More than 400 others who filed sex abuse claims, alleging abuse by religious order priests and nuns, teachers and others the archdiocese does not consider its direct employees, would receive no financial compensation.

The reorganization plan would be financed with a $10.3 million payment by its insurance carriers and a $2 million loan from the cemetery trust. Victims have called that inadequate and insulting.

The archdiocese told Kelley last week that it expects to increase the amount of the money the trust will pay into the plan, but did not specify how much.

The trust would also pay about $2 million annually to the archdiocese to offset the cost of caring for its eight cemeteries.

Trust created in 2007

Then-Milwaukee Archbishop Timothy Dolan created the Catholic Cemetery Perpetual Care Trust in 2007, and in 2008 transferred nearly $57 million into it with the approval of the Vatican and his local finance board. Dolan, now cardinal of New York, had sought Vatican approval, saying the move would provide "an improved protection of these funds from any legal claim or liability."

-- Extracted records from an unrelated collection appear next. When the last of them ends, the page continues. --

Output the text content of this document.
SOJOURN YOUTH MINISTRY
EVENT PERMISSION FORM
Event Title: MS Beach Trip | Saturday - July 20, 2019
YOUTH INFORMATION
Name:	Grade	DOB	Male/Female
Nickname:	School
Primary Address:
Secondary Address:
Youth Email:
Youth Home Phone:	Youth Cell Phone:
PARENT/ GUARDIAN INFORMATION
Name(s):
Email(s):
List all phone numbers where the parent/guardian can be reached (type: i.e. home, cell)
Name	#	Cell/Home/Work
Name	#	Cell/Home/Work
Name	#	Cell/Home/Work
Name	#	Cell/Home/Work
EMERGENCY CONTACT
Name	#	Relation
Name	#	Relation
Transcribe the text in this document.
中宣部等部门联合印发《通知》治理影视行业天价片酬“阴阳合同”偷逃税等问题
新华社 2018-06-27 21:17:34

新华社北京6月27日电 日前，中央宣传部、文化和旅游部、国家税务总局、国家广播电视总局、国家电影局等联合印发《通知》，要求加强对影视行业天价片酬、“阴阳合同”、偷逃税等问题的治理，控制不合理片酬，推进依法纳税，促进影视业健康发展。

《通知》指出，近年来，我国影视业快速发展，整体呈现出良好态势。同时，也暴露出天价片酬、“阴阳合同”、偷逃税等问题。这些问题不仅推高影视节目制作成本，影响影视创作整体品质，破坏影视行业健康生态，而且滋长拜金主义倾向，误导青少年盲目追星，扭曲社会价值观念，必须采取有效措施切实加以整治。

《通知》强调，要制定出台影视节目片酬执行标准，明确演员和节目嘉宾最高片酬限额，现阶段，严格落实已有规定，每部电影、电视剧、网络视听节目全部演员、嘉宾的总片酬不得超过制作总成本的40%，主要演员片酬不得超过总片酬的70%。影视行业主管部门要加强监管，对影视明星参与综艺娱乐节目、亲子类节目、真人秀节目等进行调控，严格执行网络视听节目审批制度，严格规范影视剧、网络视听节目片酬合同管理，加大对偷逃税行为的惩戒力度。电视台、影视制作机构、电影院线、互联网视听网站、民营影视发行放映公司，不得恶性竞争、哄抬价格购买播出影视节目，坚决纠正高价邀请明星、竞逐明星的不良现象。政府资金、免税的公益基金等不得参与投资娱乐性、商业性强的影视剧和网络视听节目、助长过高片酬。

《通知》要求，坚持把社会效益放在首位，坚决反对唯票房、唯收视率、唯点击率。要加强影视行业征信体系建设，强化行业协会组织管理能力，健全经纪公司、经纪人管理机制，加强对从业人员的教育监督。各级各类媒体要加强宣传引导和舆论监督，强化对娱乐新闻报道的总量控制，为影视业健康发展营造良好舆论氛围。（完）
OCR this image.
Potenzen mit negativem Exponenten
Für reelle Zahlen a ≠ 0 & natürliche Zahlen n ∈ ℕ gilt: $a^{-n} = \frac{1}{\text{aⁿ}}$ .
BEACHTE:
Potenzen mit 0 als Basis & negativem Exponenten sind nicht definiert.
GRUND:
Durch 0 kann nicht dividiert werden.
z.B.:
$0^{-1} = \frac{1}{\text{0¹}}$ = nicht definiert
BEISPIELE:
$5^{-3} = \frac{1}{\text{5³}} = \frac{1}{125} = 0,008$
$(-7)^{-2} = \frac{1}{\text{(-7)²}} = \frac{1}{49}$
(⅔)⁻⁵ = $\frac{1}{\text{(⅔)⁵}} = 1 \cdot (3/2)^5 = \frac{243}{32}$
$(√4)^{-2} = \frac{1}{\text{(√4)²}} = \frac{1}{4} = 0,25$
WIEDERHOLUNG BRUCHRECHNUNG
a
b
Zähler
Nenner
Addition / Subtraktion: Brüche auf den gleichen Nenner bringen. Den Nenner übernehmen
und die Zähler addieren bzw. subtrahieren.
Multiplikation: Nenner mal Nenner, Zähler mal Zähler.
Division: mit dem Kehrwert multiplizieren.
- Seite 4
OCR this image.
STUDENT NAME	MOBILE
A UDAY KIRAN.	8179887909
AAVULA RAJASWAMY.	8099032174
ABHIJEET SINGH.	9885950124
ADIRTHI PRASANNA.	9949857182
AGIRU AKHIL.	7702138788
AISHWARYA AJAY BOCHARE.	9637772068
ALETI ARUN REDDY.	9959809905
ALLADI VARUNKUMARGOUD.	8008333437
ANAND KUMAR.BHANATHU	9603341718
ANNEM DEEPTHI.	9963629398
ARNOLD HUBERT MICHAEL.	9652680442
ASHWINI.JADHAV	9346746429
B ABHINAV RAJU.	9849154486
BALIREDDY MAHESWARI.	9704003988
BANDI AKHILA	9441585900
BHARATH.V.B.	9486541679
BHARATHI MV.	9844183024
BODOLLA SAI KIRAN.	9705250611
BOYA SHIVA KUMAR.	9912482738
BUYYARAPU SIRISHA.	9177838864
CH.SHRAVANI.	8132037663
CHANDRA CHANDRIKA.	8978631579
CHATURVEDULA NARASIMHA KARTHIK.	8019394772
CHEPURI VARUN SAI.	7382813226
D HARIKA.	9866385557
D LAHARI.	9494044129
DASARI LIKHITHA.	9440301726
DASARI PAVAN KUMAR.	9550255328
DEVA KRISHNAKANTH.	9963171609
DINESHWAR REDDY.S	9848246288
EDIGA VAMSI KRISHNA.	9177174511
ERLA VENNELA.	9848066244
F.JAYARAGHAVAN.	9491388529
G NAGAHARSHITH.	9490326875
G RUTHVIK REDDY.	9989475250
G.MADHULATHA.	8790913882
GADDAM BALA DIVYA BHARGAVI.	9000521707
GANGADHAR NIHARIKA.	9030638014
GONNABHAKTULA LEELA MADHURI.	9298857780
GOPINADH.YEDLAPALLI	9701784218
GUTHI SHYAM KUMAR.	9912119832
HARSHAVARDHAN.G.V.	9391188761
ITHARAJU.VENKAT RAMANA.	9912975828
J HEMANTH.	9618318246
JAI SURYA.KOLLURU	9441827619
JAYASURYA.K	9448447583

The archdiocese maintains that the funds were always held "in trust" for the care of the archdiocese's cemeteries, and that this new instrument merely formalized that arrangement.

Listecki sued the creditors committee, seeking a ruling that the trust was not an asset of the archdiocese and was off limits for any sexual abuse settlement.

The committee, which is composed of abuse victims but represents all creditors in the bankruptcy, countersued, calling Dolan's action a fraudulent transfer barred by law.

That ultimately led to the appellate court ruling, considered a big win for the creditors.

Kelley has scheduled a November hearing on the new reorganization plan. But other legal battles loom before it can be approved. Among them, whether Kelley has jurisdiction to grant parishes a blanket protection against future lawsuits — a key provision of the archdiocese's plan — and whether the archdiocese must provide its creditors committee with additional documents involving the cemetery trust.